Anoche vinieron los murciélagos

a visitarme.

Eran legiones y volaban profusamente,

agrupados en densas nubes negras,

en dirección de mi habitáculo,

donde dormía plácidamente.

Desde tempranas horas de la noche,

en mi turbio y espeluznante sueño

pesadillesco, calculé un número

cercano a sesenta mil

que rondaban sobre mi aposento.

Expelían un pestífero hedor a excremento

y entre la primera nube de ellos habían

hórridos mamíferos voladores que abrían

sus hocicos mostrando filosos colmillos

en actitud amenazante.

También habían bebés que volaban detrás

de los adultos y los imitaban en todo.

Venían de Wuhan, estoy seguro de ello.

Y cruzaron los mares y océanos raudos

y sin cansancio, como el virus corona

que no da tregua a la especie.

Mi sueño inquieto e intranquilo

estaba poblado de tibios cadáveres que

ataviaban las calles, avenidas y caseríos de

mi lejano país abatido por el virus corona.

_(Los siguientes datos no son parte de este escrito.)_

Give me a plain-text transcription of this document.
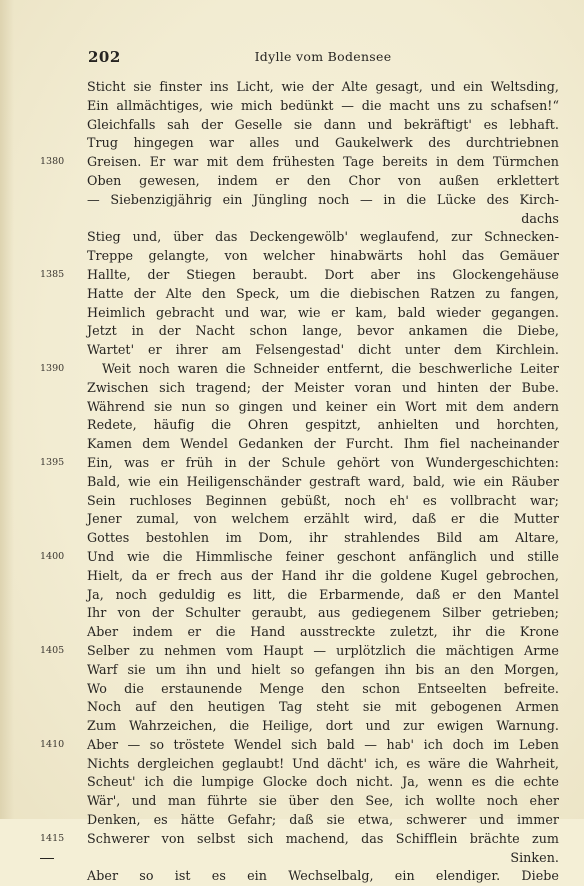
202	Idylle vom Bodensee
Sticht sie finster ins Licht, wie der Alte gesagt, und ein Weltsding,
Ein allmächtiges, wie mich bedünkt — die macht uns zu schafsen!“
Gleichfalls sah der Geselle sie dann und bekräftigt' es lebhaft.
Trug hingegen war alles und Gaukelwerk des durchtriebnen
1380	Greisen. Er war mit dem frühesten Tage bereits in dem Türmchen
Oben gewesen, indem er den Chor von außen erklettert
— Siebenzigjährig ein Jüngling noch — in die Lücke des Kirch-
dachs
Stieg und, über das Deckengewölb' weglaufend, zur Schnecken-
Treppe gelangte, von welcher hinabwärts hohl das Gemäuer
1385	Hallte, der Stiegen beraubt. Dort aber ins Glockengehäuse
Hatte der Alte den Speck, um die diebischen Ratzen zu fangen,
Heimlich gebracht und war, wie er kam, bald wieder gegangen.
Jetzt in der Nacht schon lange, bevor ankamen die Diebe,
Wartet' er ihrer am Felsengestad' dicht unter dem Kirchlein.
1390	Weit noch waren die Schneider entfernt, die beschwerliche Leiter
Zwischen sich tragend; der Meister voran und hinten der Bube.
Während sie nun so gingen und keiner ein Wort mit dem andern
Redete, häufig die Ohren gespitzt, anhielten und horchten,
Kamen dem Wendel Gedanken der Furcht. Ihm fiel nacheinander
1395	Ein, was er früh in der Schule gehört von Wundergeschichten:
Bald, wie ein Heiligenschänder gestraft ward, bald, wie ein Räuber
Sein ruchloses Beginnen gebüßt, noch eh' es vollbracht war;
Jener zumal, von welchem erzählt wird, daß er die Mutter
Gottes bestohlen im Dom, ihr strahlendes Bild am Altare,
1400	Und wie die Himmlische feiner geschont anfänglich und stille
Hielt, da er frech aus der Hand ihr die goldene Kugel gebrochen,
Ja, noch geduldig es litt, die Erbarmende, daß er den Mantel
Ihr von der Schulter geraubt, aus gediegenem Silber getrieben;
Aber indem er die Hand ausstreckte zuletzt, ihr die Krone
1405	Selber zu nehmen vom Haupt — urplötzlich die mächtigen Arme
Warf sie um ihn und hielt so gefangen ihn bis an den Morgen,
Wo die erstaunende Menge den schon Entseelten befreite.
Noch auf den heutigen Tag steht sie mit gebogenen Armen
Zum Wahrzeichen, die Heilige, dort und zur ewigen Warnung.
1410	Aber — so tröstete Wendel sich bald — hab' ich doch im Leben
Nichts dergleichen geglaubt! Und dächt' ich, es wäre die Wahrheit,
Scheut' ich die lumpige Glocke doch nicht. Ja, wenn es die echte
Wär', und man führte sie über den See, ich wollte noch eher
Denken, es hätte Gefahr; daß sie etwa, schwerer und immer
1415	Schwerer von selbst sich machend, das Schifflein brächte zum
Sinken.
Aber so ist es ein Wechselbalg, ein elendiger. Diebe
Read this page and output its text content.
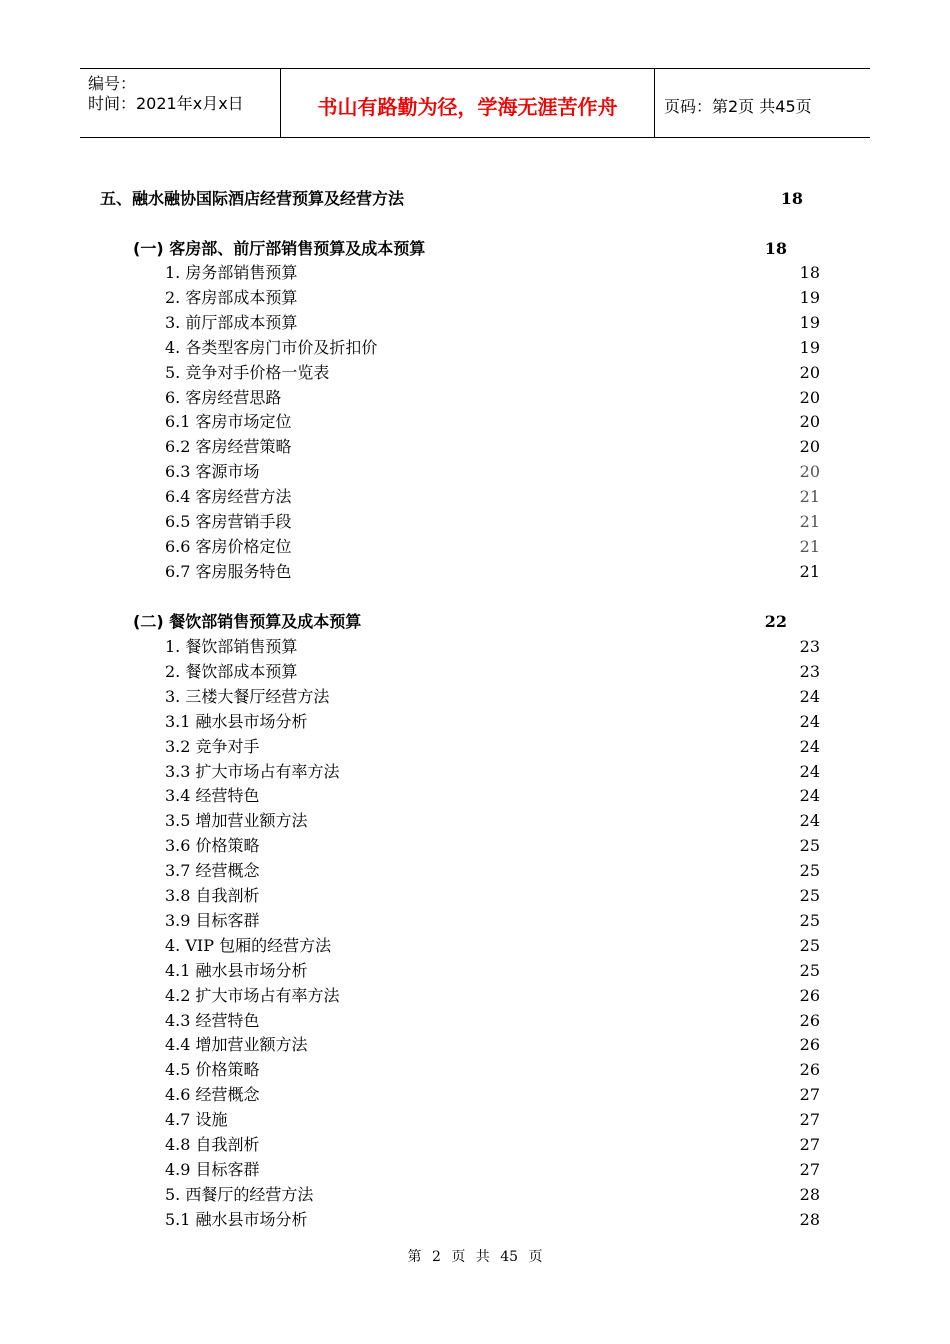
编号：
时间：2021年x月x日	书山有路勤为径，学海无涯苦作舟	页码：第2页 共45页
五、融水融协国际酒店经营预算及经营方法	18
(一) 客房部、前厅部销售预算及成本预算	18
1. 房务部销售预算	18
2. 客房部成本预算	19
3. 前厅部成本预算	19
4. 各类型客房门市价及折扣价	19
5. 竞争对手价格一览表	20
6. 客房经营思路	20
6.1 客房市场定位	20
6.2 客房经营策略	20
6.3 客源市场	20
6.4 客房经营方法	21
6.5 客房营销手段	21
6.6 客房价格定位	21
6.7 客房服务特色	21
(二) 餐饮部销售预算及成本预算	22
1. 餐饮部销售预算	23
2. 餐饮部成本预算	23
3. 三楼大餐厅经营方法	24
3.1 融水县市场分析	24
3.2 竞争对手	24
3.3 扩大市场占有率方法	24
3.4 经营特色	24
3.5 增加营业额方法	24
3.6 价格策略	25
3.7 经营概念	25
3.8 自我剖析	25
3.9 目标客群	25
4. VIP 包厢的经营方法	25
4.1 融水县市场分析	25
4.2 扩大市场占有率方法	26
4.3 经营特色	26
4.4 增加营业额方法	26
4.5 价格策略	26
4.6 经营概念	27
4.7 设施	27
4.8 自我剖析	27
4.9 目标客群	27
5. 西餐厅的经营方法	28
5.1 融水县市场分析	28
第 2 页 共 45 页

Quienes sobrevivían caminaban como zombies

cuales sombras chinescas por sobre los

promontorios de cadáveres insepultos.

Hombres y mujeres con niños en brazos

caminaban sin rumbo,

los veía borrosamente famélicos y enjutos,

de cara demacrada que caían como higos

al suelo y la gente les pasaba por encima

e incluso los pisaban recién fallecidos.

Desperté completamente bañado en sudor

con una violenta taquicardia

y recordé haber visto un murciélago gigante

rojo que batía sus enormes alas que dejaban

ver un martillo y una hoz con los cuales

amenazaban segar y aplastar a Oriente y

Occidente.

Por fortuna volví a la realidad y entré en

razón: el sueño no era más que una

prolongación febril de la realidad pandémica

que se cierne sobre la especie humana.